Published Dec 3, 2009

I like to cook. You may have read. Any chef loves their gadgets, and, being a geek, I do so more than most. While I do tend to think that the solution to almost any problem is technology, I don’t like to keep things around that don’t really, really work. Since it’s the holiday season, and that means getting stuff for both of the major world religions of which I am a member, here are a few such gadgets I suggest you put on your wish list this year. For your online shopping convenience, I’ve included links to buy all these goodies at Amazon, which incidentally gives a smidge of the price of your purchase to me, at no cost to you. I’ve also tried to pick reasonably-priced entry-level options, for particular holiday season.

Ice Cream Maker — Everyone loves Ice Cream, but the homemade kind is really exceptional. Not only do you get any flavor you want, but the quality is really outstanding. And, if you make it Philadelphia Style, with no eggs, it’s remarkably easy. I like our little Cuisinart Ice Cream Maker.

Stick Blender — It’s winter, and there’s no better time for soups. Nothing makes a soup great like a creamy texture. Sure, you could puree your soup in batches in a blender, but that takes a long time and makes a big mess (bigger if you don’t hold that top on real tight). We get a ton of use out of our stick blender; at under $30, the entry-level Cuisinart is a great deal.

Digital Thermometer — Making a dramatic, delicious, and healthy roast is easy, if you use a thermometer rather than try to ballpark it by minutes-per-pound. A digital thermometer with a probe that sticks into the oven and a display that sits outside where you can read it easily is what you need. For years I used this one — it even beeps when it’s reached your target temperature.

Digital Scale — It’s not just for the bakers and the drug dealers anymore. If you’re interested in losing weight, then it’s all about portion control. Weighing your ingredients, or dividing up your leftovers, with a scale is the easiest way to manage your portions. I’ve been using this digital scale for years.

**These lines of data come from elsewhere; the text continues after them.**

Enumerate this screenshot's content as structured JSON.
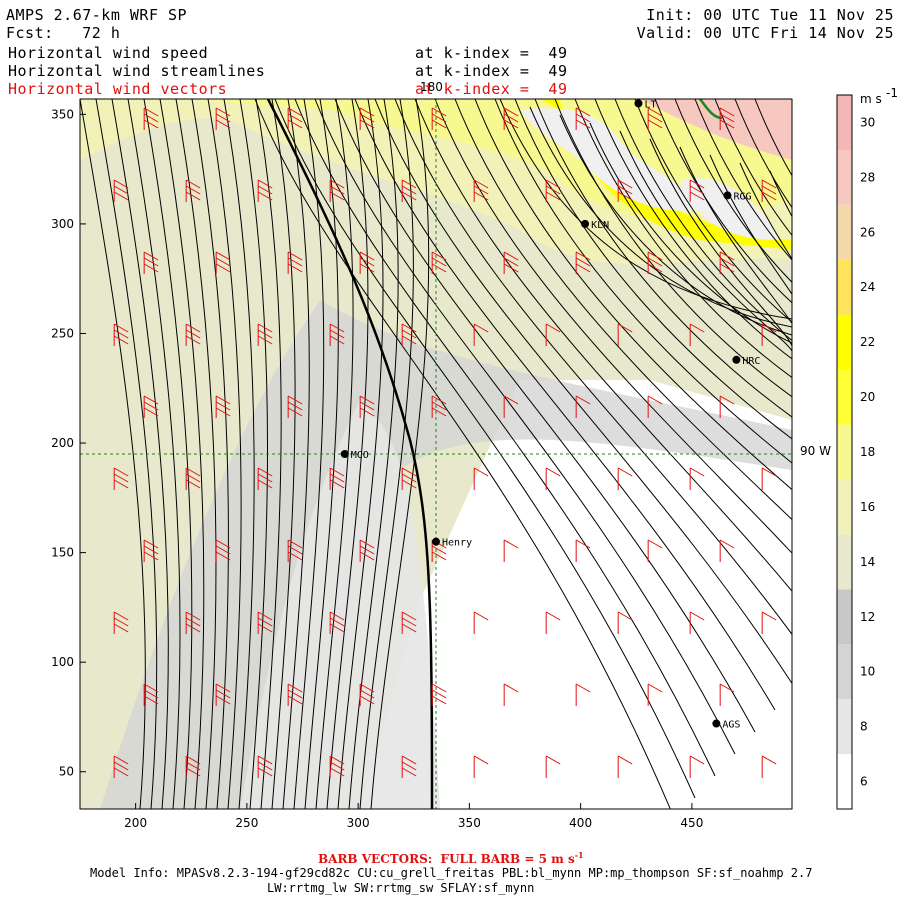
{
  "header": {
    "model": "AMPS 2.67-km WRF SP",
    "fcst": "Fcst:   72 h",
    "init": "Init: 00 UTC Tue 11 Nov 25",
    "valid": "Valid: 00 UTC Fri 14 Nov 25",
    "fields": [
      {
        "name": "Horizontal wind speed",
        "level": "at k-index =  49",
        "color": "#000000"
      },
      {
        "name": "Horizontal wind streamlines",
        "level": "at k-index =  49",
        "color": "#000000"
      },
      {
        "name": "Horizontal wind vectors",
        "level": "at k-index =  49",
        "color": "#e01010"
      }
    ]
  },
  "footer": {
    "barb_note": "BARB VECTORS:  FULL BARB = 5 m s",
    "barb_exp": "-1",
    "model_info": "Model Info: MPASv8.2.3-194-gf29cd82c CU:cu_grell_freitas PBL:bl_mynn MP:mp_thompson SF:sf_noahmp 2.7",
    "model_info2": "LW:rrtmg_lw SW:rrtmg_sw SFLAY:sf_mynn"
  },
  "chart_data": {
    "type": "heatmap",
    "x_ticks": [
      200,
      250,
      300,
      350,
      400,
      450
    ],
    "y_ticks": [
      50,
      100,
      150,
      200,
      250,
      300,
      350
    ],
    "xlim": [
      175,
      495
    ],
    "ylim": [
      33,
      357
    ],
    "colorbar": {
      "unit": "m s",
      "unit_exp": "-1",
      "levels": [
        5,
        7,
        9,
        11,
        13,
        15,
        17,
        19,
        21,
        23,
        25,
        27,
        29,
        31
      ],
      "labels": [
        6,
        8,
        10,
        12,
        14,
        16,
        18,
        20,
        22,
        24,
        26,
        28,
        30
      ],
      "colors": [
        "#ffffff",
        "#e6e6e6",
        "#d4d4d4",
        "#c8c8c8",
        "#e8e8cc",
        "#f2f2b8",
        "#f8f890",
        "#ffff33",
        "#ffff00",
        "#ffe35a",
        "#f5d8a8",
        "#f6c8c0",
        "#f4b6b6"
      ]
    },
    "grid_labels": {
      "lon": "180",
      "lat": "90 W"
    },
    "grid_lines": {
      "x": 335,
      "y": 195
    },
    "stations": [
      {
        "id": "MCO",
        "x": 294,
        "y": 195
      },
      {
        "id": "Henry",
        "x": 335,
        "y": 155
      },
      {
        "id": "KLN",
        "x": 402,
        "y": 300
      },
      {
        "id": "RGG",
        "x": 466,
        "y": 313
      },
      {
        "id": "HRC",
        "x": 470,
        "y": 238
      },
      {
        "id": "AGS",
        "x": 461,
        "y": 72
      },
      {
        "id": "LT",
        "x": 426,
        "y": 355
      }
    ]
  }
}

8” Chef’s Knife — It’s a little pricey, but a knife is something you hold every time you cook, you owe yourself a good one. And here, bigger is better. The chef’s knife is the most useful shape, with a point small enough to dice garlic with, but a long blade that you can use to chop any onion, potato, or bell pepper. The longer knife will make it easy to attack those big onions without any sacrifices on the garlic end of things. My favorite knife in the kitchen is this one from Wusthof.

Offset Serrated Knife — This is the best thing out there for bread (including sandwiches!) and also for tomatoes; instead of needing to push down to cut, which can crush a delicate thing like a beefsteak or a cheese steak. The trick with the serrated knives in general is to buy them as cheap as possible, so I suggest this nine-inch one.

Lemon Squeezer — While it’s not citrus season, when that time does come around, you’ll get much more juice from your lemons and limes, at much less effort, with one of these handled squeezers. Plus, they look great.

Mandoline — It’s not an instrument at a renaissance faire, it’s a very, very sharp thing, that slices vegetables and fruits nice and thin. If it’s easy to fix your veggies nice, you’ll make ‘em every day! We tried out this perfectly serviceable entry-level mandoline and discovered that we couldn’t live without it.


I have that stick blender. Christa has recently been applying it to pumpkins, for soup-making purposes. Works great.

I got an Escali scale a month or so ago. It came with no indication of how the batteries were supposed to be loaded — no manual, no +/- markings in the battery slot. After trying all configurations, there was only one that allowed it to turn on, but in that mode it claimed the batteries were low. We bought new ones, and it worked for long enough to configure it, and weigh something once. The next time I tried to turn it on, a few days later, it claimed the batteries were low again. I’m waiting to hear back from on whether I can return it. :-P

On knives, I’m a Henckel’s guy. (And at one point I happened to spot the Henckel’s logo on the knives in the original Japanese Kitchen Stadium — apparently the Iron Chefs were using the same knife set I have.)

I really should get a mandoline.

Hmm, my scale does not have either of those problems. You must have a lemon, sorry about that!

I also have some Henckels knives and really love them. It’s kind of like Adidas vs. Puma: Henckels and Wusthof are both in the same town, near each other, recruit from the same skill base, and source the same materials. (They use very similar steel.) Whichever way you go, you’re getting a great knife. Japanese knives tend to be quite different, in contrast.

That mandoline is only $9 and good enough to figure out whether or not you’ll like and use the tool. Give it a try.